Edited by The Gauge on Tuesday 2nd June 19:07
Those around me are plush apartments. In fact, many with gyms, bar areas with pool tables, study areas and often plusher than non-student apartments. And more expensive.

JagLover

46,367 posts

261 months

This seems to me to be a combination of two factors. Firstly many graduates going into employment that doesn't really require a degree. Secondly the restructuring of student loan repayments to effectively become a graduate tax.

The logical response is to seek a non-degree route into office work, if that is what you want. Accountancy offers this route via AAT apprenticeships and imo that is a model for the future.

Of course many people don't want office work at all and the Blairite drive to put more young people into universities has led to many manual skills being better paid than jobs that now require a degree. Again this will be a rebalancing and many young people will learn vocational skills that don't saddle them with £30k+ of debt that will likely never be fully repaid.

Murph7355

41,325 posts

282 months

The Gauge said:
Just think of all the abandoned city centre university student accommodation buildings in years to come. I can't see them being suitable for being repurposed.
If that happens, which I doubt, they could be used for a variety of things for those needing shelter.

If students can use them, why couldn't the homeless or those needing council accommodation/shelter...

As for uni...

Renaming Poly's was a mistake. Alternative education paths should never have been stigmatised in any way.

Loans don't start getting repaid until people are earning well, so that's not really the big issue that gets raised. Most won't get repaid.

And I agree with tele that the government should fully fund STEM and a few others, and load non-courses with costs further. A far too simplistic view on further and higher education has been taken on the basis that if graduates do better later in life, then encouraging everyone to be graduates must ensure everyone does better later in life. It's primary school logic.

dxg

10,378 posts

286 months

Condi said:
All while racking up £30k in tuition fees (before any living costs), at a rate of interest which was for 10+ years RPI +3%. Essentially a graduate tax which they will only stop paying 30 years after they graduate, having paid more in interest than their course costs, and leaving the taxpayer to pick up whatever debt is left over.
It's 40 years now (Plan 5). It's 100% a graduate tax of a flat 9% above the standard tax threshold. 9%!!!!!!! There goes your SIPP contribution.

vikingaero

12,691 posts

195 months

The job market for graduates is pretty dire at the moment.

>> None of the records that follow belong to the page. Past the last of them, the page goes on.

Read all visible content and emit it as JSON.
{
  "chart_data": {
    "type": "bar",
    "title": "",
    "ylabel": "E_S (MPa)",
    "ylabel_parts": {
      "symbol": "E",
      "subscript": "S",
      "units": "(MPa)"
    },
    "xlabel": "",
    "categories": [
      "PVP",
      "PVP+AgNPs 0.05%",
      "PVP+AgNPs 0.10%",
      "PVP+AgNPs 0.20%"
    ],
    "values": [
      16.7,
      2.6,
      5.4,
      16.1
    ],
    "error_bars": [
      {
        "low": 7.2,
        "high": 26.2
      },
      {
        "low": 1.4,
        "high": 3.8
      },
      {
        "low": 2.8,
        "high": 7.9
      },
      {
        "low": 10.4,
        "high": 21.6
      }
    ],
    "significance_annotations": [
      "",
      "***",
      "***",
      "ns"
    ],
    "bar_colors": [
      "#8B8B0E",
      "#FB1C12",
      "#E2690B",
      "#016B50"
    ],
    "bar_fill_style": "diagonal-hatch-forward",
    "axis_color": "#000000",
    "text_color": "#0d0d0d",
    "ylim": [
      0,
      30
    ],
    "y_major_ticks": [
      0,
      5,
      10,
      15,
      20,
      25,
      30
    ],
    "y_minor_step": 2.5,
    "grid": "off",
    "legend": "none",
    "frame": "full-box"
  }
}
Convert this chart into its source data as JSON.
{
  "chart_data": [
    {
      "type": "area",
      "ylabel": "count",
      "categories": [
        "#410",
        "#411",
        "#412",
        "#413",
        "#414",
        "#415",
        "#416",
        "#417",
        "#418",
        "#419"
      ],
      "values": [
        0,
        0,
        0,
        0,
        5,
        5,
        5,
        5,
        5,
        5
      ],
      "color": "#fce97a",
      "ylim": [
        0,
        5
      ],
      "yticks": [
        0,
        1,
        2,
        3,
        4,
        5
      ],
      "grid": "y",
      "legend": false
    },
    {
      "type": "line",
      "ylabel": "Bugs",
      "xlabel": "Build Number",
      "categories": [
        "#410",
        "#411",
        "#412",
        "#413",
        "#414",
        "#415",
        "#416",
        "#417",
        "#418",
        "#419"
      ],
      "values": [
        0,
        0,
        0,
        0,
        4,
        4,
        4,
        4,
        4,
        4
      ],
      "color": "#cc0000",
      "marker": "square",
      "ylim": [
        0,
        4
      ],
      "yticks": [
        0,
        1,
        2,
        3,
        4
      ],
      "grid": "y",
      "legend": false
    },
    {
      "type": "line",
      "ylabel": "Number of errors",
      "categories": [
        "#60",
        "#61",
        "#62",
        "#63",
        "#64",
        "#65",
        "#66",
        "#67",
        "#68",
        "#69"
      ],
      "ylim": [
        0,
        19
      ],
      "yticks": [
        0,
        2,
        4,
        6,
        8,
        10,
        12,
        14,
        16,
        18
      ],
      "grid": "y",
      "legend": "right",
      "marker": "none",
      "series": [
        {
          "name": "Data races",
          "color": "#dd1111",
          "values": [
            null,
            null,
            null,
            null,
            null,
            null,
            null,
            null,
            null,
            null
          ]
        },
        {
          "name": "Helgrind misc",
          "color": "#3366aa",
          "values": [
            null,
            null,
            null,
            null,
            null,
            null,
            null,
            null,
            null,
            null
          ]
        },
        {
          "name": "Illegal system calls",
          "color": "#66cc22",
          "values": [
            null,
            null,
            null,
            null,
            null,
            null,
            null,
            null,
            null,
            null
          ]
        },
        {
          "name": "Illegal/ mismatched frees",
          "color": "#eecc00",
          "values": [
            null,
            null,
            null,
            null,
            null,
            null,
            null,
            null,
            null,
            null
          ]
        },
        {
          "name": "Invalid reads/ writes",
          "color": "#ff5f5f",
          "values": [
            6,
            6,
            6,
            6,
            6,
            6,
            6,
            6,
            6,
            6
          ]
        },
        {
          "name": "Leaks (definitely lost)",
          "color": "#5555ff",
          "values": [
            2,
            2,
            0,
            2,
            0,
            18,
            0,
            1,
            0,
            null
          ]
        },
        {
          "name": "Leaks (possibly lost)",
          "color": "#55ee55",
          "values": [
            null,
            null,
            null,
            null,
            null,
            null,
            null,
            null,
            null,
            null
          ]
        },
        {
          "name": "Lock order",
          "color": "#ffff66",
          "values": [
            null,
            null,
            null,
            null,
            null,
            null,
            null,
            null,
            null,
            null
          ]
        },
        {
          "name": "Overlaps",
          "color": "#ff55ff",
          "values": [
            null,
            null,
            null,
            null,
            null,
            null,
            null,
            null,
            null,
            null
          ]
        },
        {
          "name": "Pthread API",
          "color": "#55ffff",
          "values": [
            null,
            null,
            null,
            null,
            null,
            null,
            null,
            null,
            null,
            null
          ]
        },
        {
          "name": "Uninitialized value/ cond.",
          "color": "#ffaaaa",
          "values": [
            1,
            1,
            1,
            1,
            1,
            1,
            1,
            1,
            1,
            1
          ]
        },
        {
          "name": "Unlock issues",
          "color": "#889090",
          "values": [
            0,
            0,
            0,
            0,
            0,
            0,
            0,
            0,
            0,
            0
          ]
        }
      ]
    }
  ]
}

Vikingette2 has been at interviews where some of the competitors graduated 2, 3, 4 years ago or had completed a masters.

So many grad jobs out there pay £33k in Central London, so factor in £6k London weighting and you're on not much more than minimum wage, all for your 3 or 4 years at Uni and a load of debt.

And rather than being pragmatic about the situation, many grads are simply biding their time until a magical unicorn job offer comes up because they now have a degree and are too good to do menial things. We had one girl join our firm for an admin role. She lasted one day and quit after telling everyone she was a grad and expected to do important things. Well, why apply for an admin role?

cb31

1,401 posts

162 months

dxg said:
Condi said:
All while racking up £30k in tuition fees (before any living costs), at a rate of interest which was for 10+ years RPI +3%. Essentially a graduate tax which they will only stop paying 30 years after they graduate, having paid more in interest than their course costs, and leaving the taxpayer to pick up whatever debt is left over.
It's 40 years now (Plan 5). It's 100% a graduate tax of a flat 9% above the standard tax threshold. 9%!!!!!!! There goes your SIPP contribution.
You also now start your 9% repayments once you earn above £25k, national minimum wage for 37.5hrs is £24,784, so virtually everyone with a job is paying their loans back for 40 years. Better for the taxpayer as not as much written off but not great for people in starter jobs.